ムーンストーンだけではない、「長石」の形
宝石にあまり興味がない人でも、ムーンストーンという名前はどこかで聞いたことがあると思います。ダイヤモンドと共にムーンストーンは広く知られている宝石のひとつです。ムーンストーンは他の宝石で見られない独特の外観を持っています。
ムーンストーンの日本名(和名)は「月長石」と呼ばれています。ここで使われている長石は鉱物の一種です。長石は大地に広く分布しています。ムーンストーンの本体は長石で構成されています。長石で構成されている宝石は、ムーンストーンの他にラブラドライト、サンストーン、アマゾナイトなどがあります。
ムーンストーンやラブラドライトの本体は長石で構成されています。長石は強い劈開を示します。劈開とはある一定の力が加えられると、特定の方向で容易に割れる性質のことです。ですから平らな面を持つファセットよりも丸みをもたせた形状が力を分散させ、割れの発生を抑える役割を果たします。
塊状に算出する原石
ムーンストーンやラブラドライトの原石の形状について、水晶の原石のように美しく成長した形状の原石はほとんどありません。劈開で部分的な平らな面を持っていることはありますが、下記写真のように塊状で産出します。
ムーンストーン | (写真出所:GIA) |
ラブラドライト | (写真出所:AliExpress) |
サンストーン | (写真出所:Etsy) |
アマゾナイト | (写真出所:GeryParent) |
いずれの原石も部分的に平滑面を示している個所はありますが、ほとんどが塊状で産出します。
薄層が積み重なったラメラ構造
ムーンストーンの本体は長石で構成されています。そしてラブラドライトやサンストーン、アマゾナイトも本体は長石です。
特にムーンストーンやラブラドライトは、他の宝石で見られない独特な外観(色)を示します。この独特な外観は長石に原因していると推測されます。鉱物学者達や宝石学者達は、これらの宝石の中で長石が特殊な構造(形状)をしている、ということを解明しました。それはラメラ構造と呼ばれているものです。
ラメラ(Lamella)とは薄層という意味です。ここではムーンストーンの内部を細かく観察してみます。
右上図はカボッション・カットされたムーンストーンの断面図です。長方形の個所の細部を観察すると、右下図のように薄層が積み重なっている構造です。
宝石に関係する長石は3種類あります。正長石と曹長石と灰長石です。ムーンストーンにはこれらの中の2種類、正長石と曹長石が深く関わっています。

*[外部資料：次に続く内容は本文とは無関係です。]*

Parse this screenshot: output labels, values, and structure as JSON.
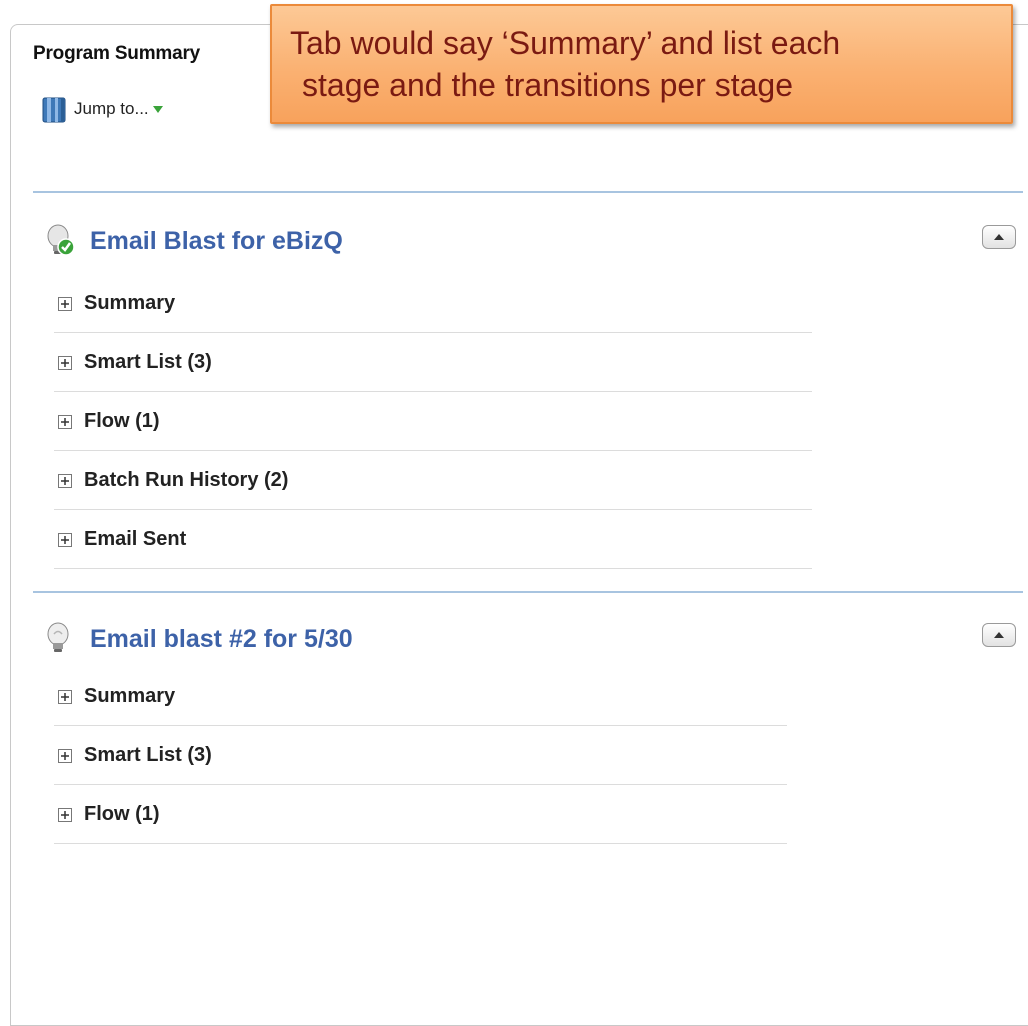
{
  "tab": {
    "title": "Program Summary"
  },
  "jump": {
    "label": "Jump to..."
  },
  "callout": {
    "line1": "Tab would say ‘Summary’ and list each",
    "line2": "stage and the transitions per stage"
  },
  "programs": [
    {
      "name": "Email Blast for eBizQ",
      "status_icon": "lightbulb-check-icon",
      "items": [
        {
          "label": "Summary"
        },
        {
          "label": "Smart List (3)"
        },
        {
          "label": "Flow (1)"
        },
        {
          "label": "Batch Run History (2)"
        },
        {
          "label": "Email Sent"
        }
      ]
    },
    {
      "name": "Email blast #2 for 5/30",
      "status_icon": "lightbulb-icon",
      "items": [
        {
          "label": "Summary"
        },
        {
          "label": "Smart List (3)"
        },
        {
          "label": "Flow (1)"
        }
      ]
    }
  ],
  "colors": {
    "title_blue": "#3d62a8",
    "divider_blue": "#a8c4e0",
    "callout_orange": "#fab172",
    "callout_text": "#7a1a12"
  }
}
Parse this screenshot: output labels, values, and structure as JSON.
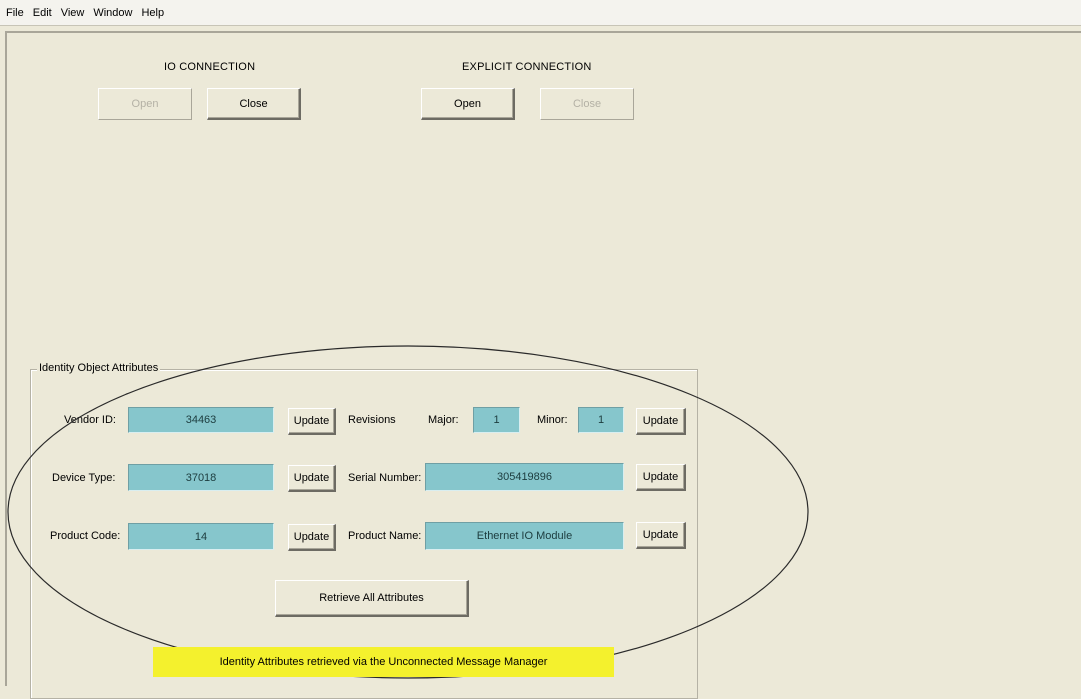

右下図において、白色薄層は正長石を表しています。灰色薄層は曹長石です。図のように正長石と曹長石が交互に積層、いわゆるラメラ構造を形成しています。
各薄層の干渉により生み出される美しい光
そして各薄層が光の波長(400~700ナノメーター)に近い薄さになると、この薄層に入射した光は干渉を起こします。ムーンストーンの薄層は比較的厚めですので、干渉色は白っぽくなります。青色のムーンストーンの薄層は比較的薄めと思われます。
日常で容易に観察できる干渉色はシャボン玉の色です。シャボン玉は水の薄層に空気が接しています。屈折率が異なる水の薄層と空気が接すると、光が干渉して干渉色が見られます。シャボン玉の干渉色は多彩(赤色、橙色、黄色など)です。水の薄層の厚さでいろいろな色が見られます。

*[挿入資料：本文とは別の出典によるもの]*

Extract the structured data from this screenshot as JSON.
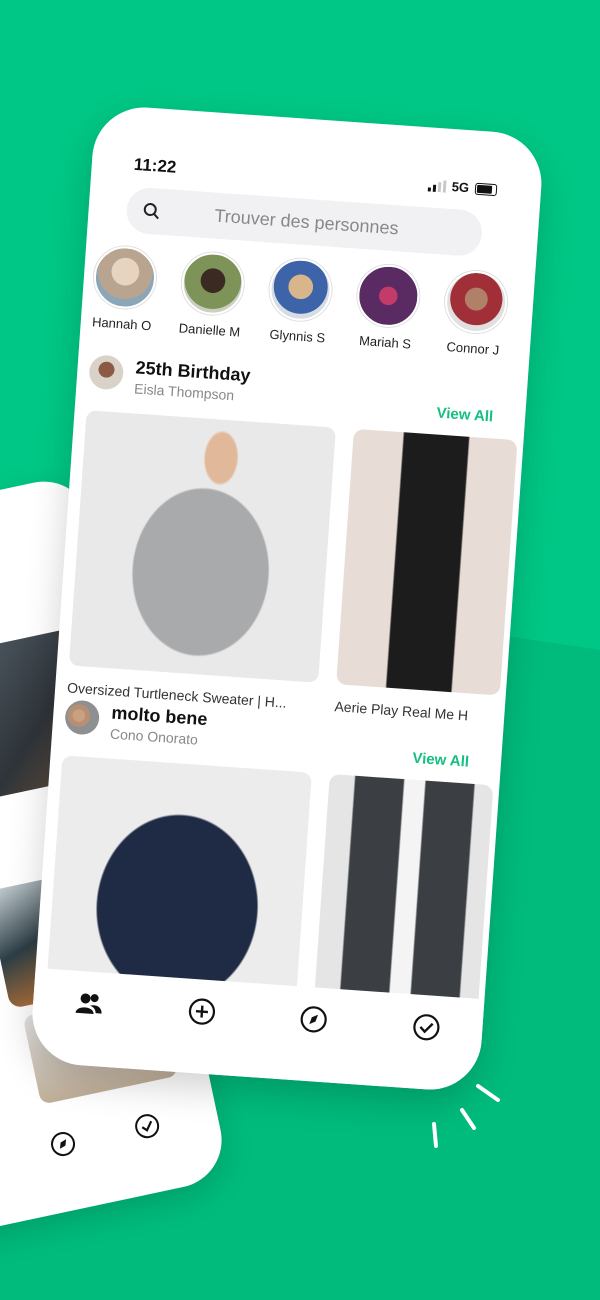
{
  "status_bar": {
    "time": "11:22",
    "network": "5G"
  },
  "search": {
    "placeholder": "Trouver des personnes"
  },
  "people": [
    {
      "name": "Hannah O",
      "avatar_color": "#cfc2b4"
    },
    {
      "name": "Danielle M",
      "avatar_color": "#6a7e4d"
    },
    {
      "name": "Glynnis S",
      "avatar_color": "#9eb1c7"
    },
    {
      "name": "Mariah S",
      "avatar_color": "#5a2a63"
    },
    {
      "name": "Connor J",
      "avatar_color": "#d6d6d6"
    }
  ],
  "sections": [
    {
      "title": "25th Birthday",
      "owner": "Eisla Thompson",
      "view_all": "View All",
      "items": [
        {
          "caption": "Oversized Turtleneck Sweater | H..."
        },
        {
          "caption": "Aerie Play Real Me H"
        }
      ]
    },
    {
      "title": "molto bene",
      "owner": "Cono Onorato",
      "view_all": "View All",
      "items": [
        {
          "caption": ""
        },
        {
          "caption": ""
        }
      ]
    }
  ],
  "tabs": [
    "people-icon",
    "add-icon",
    "compass-icon",
    "check-icon"
  ],
  "colors": {
    "accent": "#13c07f",
    "background": "#00c785"
  }
}
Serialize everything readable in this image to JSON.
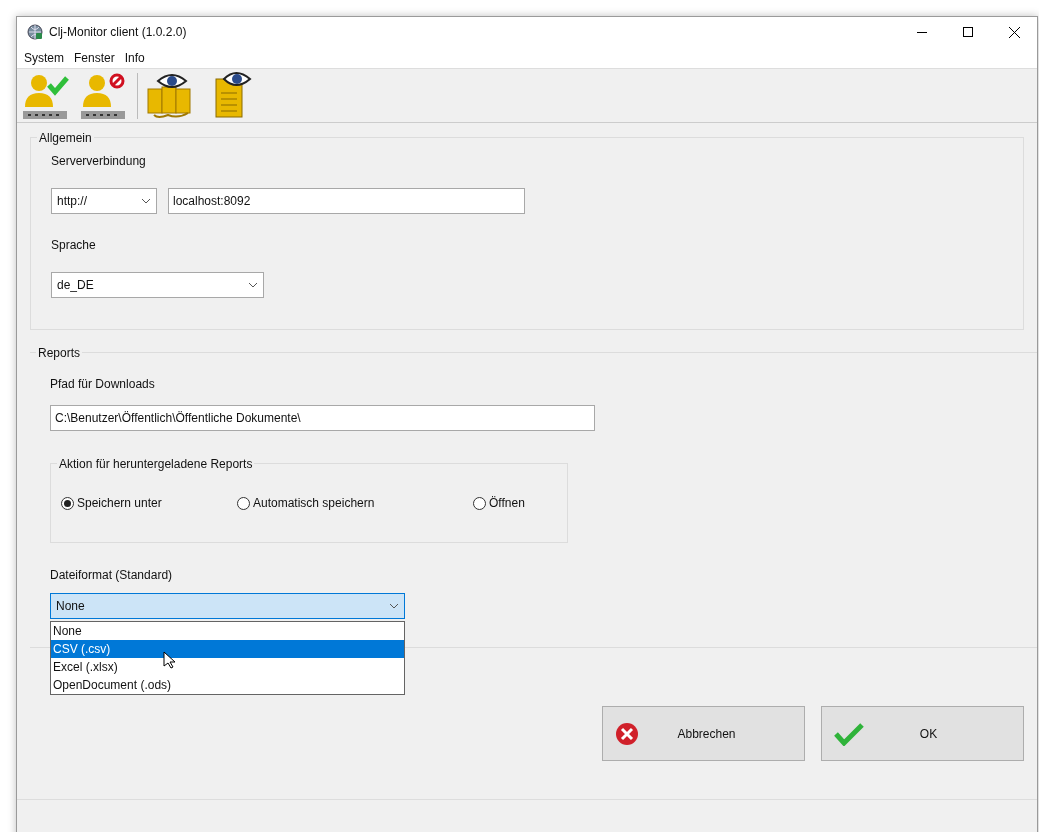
{
  "window": {
    "title": "Clj-Monitor  client (1.0.2.0)"
  },
  "menu": [
    {
      "label": "System"
    },
    {
      "label": "Fenster"
    },
    {
      "label": "Info"
    }
  ],
  "general": {
    "title": "Allgemein",
    "server_label": "Serververbindung",
    "protocol": {
      "value": "http://"
    },
    "host": {
      "value": "localhost:8092"
    },
    "language_label": "Sprache",
    "language": {
      "value": "de_DE"
    }
  },
  "reports": {
    "title": "Reports",
    "path_label": "Pfad für Downloads",
    "path": {
      "value": "C:\\Benutzer\\Öffentlich\\Öffentliche Dokumente\\"
    },
    "action_group": {
      "title": "Aktion für heruntergeladene Reports",
      "options": [
        {
          "label": "Speichern unter",
          "selected": true
        },
        {
          "label": "Automatisch speichern",
          "selected": false
        },
        {
          "label": "Öffnen",
          "selected": false
        }
      ]
    },
    "format_label": "Dateiformat (Standard)",
    "format": {
      "value": "None",
      "expanded": true,
      "options": [
        {
          "label": "None",
          "highlighted": false
        },
        {
          "label": "CSV (.csv)",
          "highlighted": true
        },
        {
          "label": "Excel (.xlsx)",
          "highlighted": false
        },
        {
          "label": "OpenDocument (.ods)",
          "highlighted": false
        }
      ]
    }
  },
  "buttons": [
    {
      "label": "Abbrechen",
      "kind": "cancel"
    },
    {
      "label": "OK",
      "kind": "ok"
    }
  ]
}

ムーンストーンも異なる屈折率を持つ正長石と曹長石の薄層が接しています。ですからシャボン玉のように光が干渉を起こします。しかし両長石の薄層の厚さが比較的厚く、干渉色は白っぽい色になっています。
ムーンストーンの内部は薄層が積層した形状(構造)になっています。ムーンストーンの内部は特殊な構造をしています。異なる組成の長石が薄層で接しています。
ムーンストーンの構成鉱物である正長石と曹長石は、高温の状態では完全に混じり合っていますが、徐々に冷却される過程で正長石と曹長石の薄層となって分離します。
ムーンストーン他のラブラドライトやサンストーン、アマゾナイトも異なる2種類の長石で構成されています。これらの石も高温から徐々に冷却される過程で異なる長石の薄層に分離します。
異なる組成の薄層が接していると、干渉現象が起こります。干渉現象が起こると、干渉色が見られます。干渉色は薄層の厚さによって白っぽくなったり、青色味、さらに虹色になったりします。ムーンストーンやラブラドライトなどの内部は、大自然の中でつくられた薄層が積層しています。この薄層構造(形状)が私達に美しさを提供しています。